Alan, I was an electrician for just about 30 years.

Drywallers with routers in their hands are one the most dangerous things .


George

Alan Cain wrote:
Tim Wolfe wrote:
I was reading this thread, and I had a thought (scary thing!, LOL), it it possible that inside the conduit, there is a rough edge (maybe the edge of a junction box if you are not using LBE's?) that scraped off the outside covering and you now have exposed wires that you can not see?. Perhaps the wires are exposed somewhere and a little bit of moisture (even humidity) got inside the conduit and is causing the errors?. It would really be a long shot, as this rough edge would have to scrape off the shielding from both CAT5 cables, but I have seen stranger things.
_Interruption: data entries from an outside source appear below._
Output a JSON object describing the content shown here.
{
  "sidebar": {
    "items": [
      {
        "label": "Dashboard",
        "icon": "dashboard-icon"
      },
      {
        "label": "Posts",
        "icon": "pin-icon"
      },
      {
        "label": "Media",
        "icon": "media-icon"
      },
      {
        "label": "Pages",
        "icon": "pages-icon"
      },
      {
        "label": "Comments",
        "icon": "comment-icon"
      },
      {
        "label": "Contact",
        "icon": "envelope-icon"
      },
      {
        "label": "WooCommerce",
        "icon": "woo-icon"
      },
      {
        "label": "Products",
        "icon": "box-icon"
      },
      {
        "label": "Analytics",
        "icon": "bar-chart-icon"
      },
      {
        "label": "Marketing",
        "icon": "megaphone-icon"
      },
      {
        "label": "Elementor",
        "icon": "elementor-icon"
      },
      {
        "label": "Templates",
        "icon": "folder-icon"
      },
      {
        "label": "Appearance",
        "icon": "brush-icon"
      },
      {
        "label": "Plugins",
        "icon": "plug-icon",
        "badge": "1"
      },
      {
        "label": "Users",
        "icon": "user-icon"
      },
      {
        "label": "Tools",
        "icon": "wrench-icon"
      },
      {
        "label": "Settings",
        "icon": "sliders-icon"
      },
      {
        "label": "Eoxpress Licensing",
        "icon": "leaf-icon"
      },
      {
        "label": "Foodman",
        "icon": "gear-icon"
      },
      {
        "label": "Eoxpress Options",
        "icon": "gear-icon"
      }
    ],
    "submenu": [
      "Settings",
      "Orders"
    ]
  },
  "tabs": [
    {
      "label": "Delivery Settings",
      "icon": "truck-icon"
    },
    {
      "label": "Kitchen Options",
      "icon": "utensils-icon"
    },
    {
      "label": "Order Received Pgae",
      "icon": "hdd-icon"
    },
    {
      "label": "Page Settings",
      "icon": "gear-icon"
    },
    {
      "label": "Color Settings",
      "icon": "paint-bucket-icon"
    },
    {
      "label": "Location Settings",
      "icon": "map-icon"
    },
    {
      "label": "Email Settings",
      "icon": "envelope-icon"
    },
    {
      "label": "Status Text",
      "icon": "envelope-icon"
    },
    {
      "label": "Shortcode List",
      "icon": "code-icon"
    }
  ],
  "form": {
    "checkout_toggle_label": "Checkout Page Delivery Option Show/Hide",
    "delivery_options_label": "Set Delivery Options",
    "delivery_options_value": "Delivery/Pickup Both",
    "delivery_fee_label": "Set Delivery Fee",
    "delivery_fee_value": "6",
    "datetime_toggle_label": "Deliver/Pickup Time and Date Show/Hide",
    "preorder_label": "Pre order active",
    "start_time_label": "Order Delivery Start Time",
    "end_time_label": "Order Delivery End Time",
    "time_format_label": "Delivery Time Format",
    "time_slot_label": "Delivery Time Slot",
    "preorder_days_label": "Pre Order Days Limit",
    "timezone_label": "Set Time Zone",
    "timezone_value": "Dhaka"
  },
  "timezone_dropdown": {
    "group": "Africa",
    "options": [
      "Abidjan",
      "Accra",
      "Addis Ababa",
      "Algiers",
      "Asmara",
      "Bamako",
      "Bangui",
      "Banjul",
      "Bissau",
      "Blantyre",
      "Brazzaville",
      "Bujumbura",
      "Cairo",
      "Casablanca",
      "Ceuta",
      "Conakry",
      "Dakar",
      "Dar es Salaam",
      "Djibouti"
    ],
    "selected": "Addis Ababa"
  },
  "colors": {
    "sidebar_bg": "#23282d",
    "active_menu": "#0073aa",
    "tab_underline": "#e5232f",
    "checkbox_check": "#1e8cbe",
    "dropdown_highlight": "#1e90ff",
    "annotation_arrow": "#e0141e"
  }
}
I have also had problems in the past from bad ballasts in flourescent lights. Even if they are a few feet away, they make all sorts of strange things happen. Another place to look is bad power supplies. I installed a radio at a customers home one time that had a power supply. It made noise thru every computer speaker. As soon as you unplugged the power supply, the noise went away. It also would allow the radio to boot up, but the ethernet was just screwy, sometimes passing packets, sometimes not. Good luck in your search!. Tim

I just repaired an install done while the walls were open; the drywallers used a motor router to cut the junction box holes and went to a GREAT deal of effort to nick the wires in multiple locations. Sadly, I know these guys. ID10Tz. Oh well. I did not do the repair for free.

The idea of frayed wires is a very good one.